Lucy had no neck at all worth speaking of,--no neck, I mean, that
ever produced eloquence; she was brown, too, and had addicted herself
in nowise, as she undoubtedly should have done, to larder utility. In
regard to the neck and colour, poor girl, she could not help herself;
but in that other respect she must be held as having wasted her
opportunities. But then what eyes she had! Mrs. Pole was right there.
They flashed upon you, not always softly; indeed not often softly
if you were a stranger to her; but whether softly or savagely, with
a brilliancy that dazzled you as you looked at them. And who shall
say of what colour they were? Green, probably, for most eyes are
green--green or grey, if green be thought uncomely for an eye-colour.

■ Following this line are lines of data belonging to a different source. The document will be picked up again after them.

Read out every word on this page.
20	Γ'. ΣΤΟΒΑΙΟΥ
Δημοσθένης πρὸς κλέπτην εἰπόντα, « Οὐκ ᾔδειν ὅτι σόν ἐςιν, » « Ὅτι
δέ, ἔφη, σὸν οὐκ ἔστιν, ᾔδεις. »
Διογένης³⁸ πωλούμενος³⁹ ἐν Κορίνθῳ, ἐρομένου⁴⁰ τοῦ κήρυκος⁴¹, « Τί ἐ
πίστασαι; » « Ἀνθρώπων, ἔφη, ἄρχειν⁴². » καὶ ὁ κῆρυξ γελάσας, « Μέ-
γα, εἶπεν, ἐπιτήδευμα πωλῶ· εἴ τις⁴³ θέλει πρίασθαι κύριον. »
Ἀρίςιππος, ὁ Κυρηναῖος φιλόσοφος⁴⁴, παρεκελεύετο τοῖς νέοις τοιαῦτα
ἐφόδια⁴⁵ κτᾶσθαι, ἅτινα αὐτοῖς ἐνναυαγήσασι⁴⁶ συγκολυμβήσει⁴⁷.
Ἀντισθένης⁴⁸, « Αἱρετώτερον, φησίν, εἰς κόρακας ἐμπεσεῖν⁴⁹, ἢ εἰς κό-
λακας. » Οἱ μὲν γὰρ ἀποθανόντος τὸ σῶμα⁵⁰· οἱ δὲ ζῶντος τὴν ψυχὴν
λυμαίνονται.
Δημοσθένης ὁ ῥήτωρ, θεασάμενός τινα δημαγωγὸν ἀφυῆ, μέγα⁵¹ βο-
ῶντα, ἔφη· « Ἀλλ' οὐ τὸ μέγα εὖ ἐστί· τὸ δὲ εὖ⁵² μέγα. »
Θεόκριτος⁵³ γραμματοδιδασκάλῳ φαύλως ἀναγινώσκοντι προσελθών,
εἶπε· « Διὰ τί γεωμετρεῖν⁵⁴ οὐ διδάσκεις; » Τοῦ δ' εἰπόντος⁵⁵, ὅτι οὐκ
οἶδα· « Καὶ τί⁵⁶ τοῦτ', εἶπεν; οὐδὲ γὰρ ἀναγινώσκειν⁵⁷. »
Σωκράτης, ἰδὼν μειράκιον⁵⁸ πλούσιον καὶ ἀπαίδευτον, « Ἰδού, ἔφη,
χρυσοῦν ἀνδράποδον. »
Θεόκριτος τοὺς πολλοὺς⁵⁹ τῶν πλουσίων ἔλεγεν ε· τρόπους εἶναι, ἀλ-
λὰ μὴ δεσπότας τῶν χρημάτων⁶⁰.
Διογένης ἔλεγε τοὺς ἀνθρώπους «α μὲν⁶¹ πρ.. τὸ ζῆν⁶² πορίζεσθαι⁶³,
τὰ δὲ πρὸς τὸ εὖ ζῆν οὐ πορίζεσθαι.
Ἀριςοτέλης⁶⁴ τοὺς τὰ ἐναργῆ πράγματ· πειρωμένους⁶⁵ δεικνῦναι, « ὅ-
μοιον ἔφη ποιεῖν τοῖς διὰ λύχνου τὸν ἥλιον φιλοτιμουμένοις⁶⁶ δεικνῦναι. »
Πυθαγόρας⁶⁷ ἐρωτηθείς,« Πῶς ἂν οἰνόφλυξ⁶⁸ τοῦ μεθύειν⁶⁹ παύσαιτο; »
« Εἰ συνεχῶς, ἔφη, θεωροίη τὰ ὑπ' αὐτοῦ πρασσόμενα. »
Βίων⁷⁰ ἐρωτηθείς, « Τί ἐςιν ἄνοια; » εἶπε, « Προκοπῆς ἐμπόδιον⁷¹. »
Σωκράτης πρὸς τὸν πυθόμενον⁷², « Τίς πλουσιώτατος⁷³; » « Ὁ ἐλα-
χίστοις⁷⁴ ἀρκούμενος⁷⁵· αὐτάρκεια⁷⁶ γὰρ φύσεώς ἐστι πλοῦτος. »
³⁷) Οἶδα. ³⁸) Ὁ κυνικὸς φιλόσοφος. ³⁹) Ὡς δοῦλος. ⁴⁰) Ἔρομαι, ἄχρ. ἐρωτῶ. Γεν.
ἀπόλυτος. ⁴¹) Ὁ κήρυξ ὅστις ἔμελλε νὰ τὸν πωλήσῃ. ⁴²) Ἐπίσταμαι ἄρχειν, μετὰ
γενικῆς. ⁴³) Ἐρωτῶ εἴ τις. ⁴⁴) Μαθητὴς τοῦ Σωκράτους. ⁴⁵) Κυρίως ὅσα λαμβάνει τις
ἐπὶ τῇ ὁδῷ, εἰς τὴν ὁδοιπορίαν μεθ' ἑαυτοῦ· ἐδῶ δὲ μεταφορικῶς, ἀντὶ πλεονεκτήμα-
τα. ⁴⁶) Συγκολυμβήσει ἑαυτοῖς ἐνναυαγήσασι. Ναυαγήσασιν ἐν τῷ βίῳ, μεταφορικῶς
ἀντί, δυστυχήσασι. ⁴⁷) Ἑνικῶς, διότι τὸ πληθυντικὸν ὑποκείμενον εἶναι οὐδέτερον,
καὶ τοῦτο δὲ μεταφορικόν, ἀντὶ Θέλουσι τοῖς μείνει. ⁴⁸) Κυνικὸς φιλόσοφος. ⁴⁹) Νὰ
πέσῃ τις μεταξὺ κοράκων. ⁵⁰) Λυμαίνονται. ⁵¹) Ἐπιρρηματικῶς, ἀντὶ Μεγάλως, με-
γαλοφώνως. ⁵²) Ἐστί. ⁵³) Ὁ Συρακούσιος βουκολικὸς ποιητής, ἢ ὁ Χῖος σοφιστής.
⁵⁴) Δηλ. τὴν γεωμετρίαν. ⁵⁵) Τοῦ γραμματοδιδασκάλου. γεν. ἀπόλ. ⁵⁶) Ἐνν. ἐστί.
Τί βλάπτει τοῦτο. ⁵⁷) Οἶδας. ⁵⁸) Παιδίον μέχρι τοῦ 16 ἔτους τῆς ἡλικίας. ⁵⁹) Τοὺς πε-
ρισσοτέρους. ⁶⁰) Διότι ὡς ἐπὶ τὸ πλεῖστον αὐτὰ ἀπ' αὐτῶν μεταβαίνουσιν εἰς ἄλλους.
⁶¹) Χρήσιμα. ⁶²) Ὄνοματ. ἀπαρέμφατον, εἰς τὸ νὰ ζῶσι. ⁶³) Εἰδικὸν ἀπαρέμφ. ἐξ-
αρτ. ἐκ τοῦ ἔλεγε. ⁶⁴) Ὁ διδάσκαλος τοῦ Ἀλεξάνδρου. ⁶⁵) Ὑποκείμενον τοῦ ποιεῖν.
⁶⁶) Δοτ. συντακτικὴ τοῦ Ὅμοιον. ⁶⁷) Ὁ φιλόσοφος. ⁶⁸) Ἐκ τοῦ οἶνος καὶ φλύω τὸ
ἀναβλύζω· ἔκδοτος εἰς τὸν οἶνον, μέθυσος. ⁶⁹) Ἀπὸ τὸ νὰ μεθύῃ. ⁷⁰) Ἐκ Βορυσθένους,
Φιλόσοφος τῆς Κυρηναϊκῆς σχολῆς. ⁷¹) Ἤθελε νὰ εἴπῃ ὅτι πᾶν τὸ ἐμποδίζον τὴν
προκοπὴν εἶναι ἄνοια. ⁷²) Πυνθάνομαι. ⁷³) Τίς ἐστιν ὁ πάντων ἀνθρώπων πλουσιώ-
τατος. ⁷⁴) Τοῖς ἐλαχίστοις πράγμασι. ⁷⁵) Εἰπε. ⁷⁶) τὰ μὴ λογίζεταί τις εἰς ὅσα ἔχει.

But it was not their colour, but their fire, which struck one with
such surprise.
Lucy Robarts was thoroughly a brunette. Sometimes the dark tint
of her cheek was exquisitely rich and lovely, and the fringes of
her eyes were long and soft, and her small teeth, which one so
seldom saw, were white as pearls, and her hair, though short, was
beautifully soft--by no means black, but yet of so dark a shade of
brown. Blanche, too, was noted for fine teeth. They were white and
regular and lofty as a new row of houses in a French city. But then
when she laughed she was all teeth; as she was all neck when she sat
at the piano. But Lucy's teeth!--it was only now and again, when in
some sudden burst of wonder she would sit for a moment with her lips
apart, that the fine finished lines and dainty pearl-white colour
of that perfect set of ivory could be seen. Mrs. Pole would have
said a word of her teeth also, but that to her they had never been
made visible. "But they do say that she is the cleverest of them
all," Mrs. Pole had added, very properly. The people of Exeter had
expressed such an opinion, and had been quite just in doing so. I do
not know how it happens, but it always does happen, that everybody
in every small town knows which is the brightest-witted in every
family. In this respect Mrs. Pole had only expressed public opinion,
and public opinion was right. Lucy Robarts was blessed with an
intelligence keener than that of her brothers or sisters.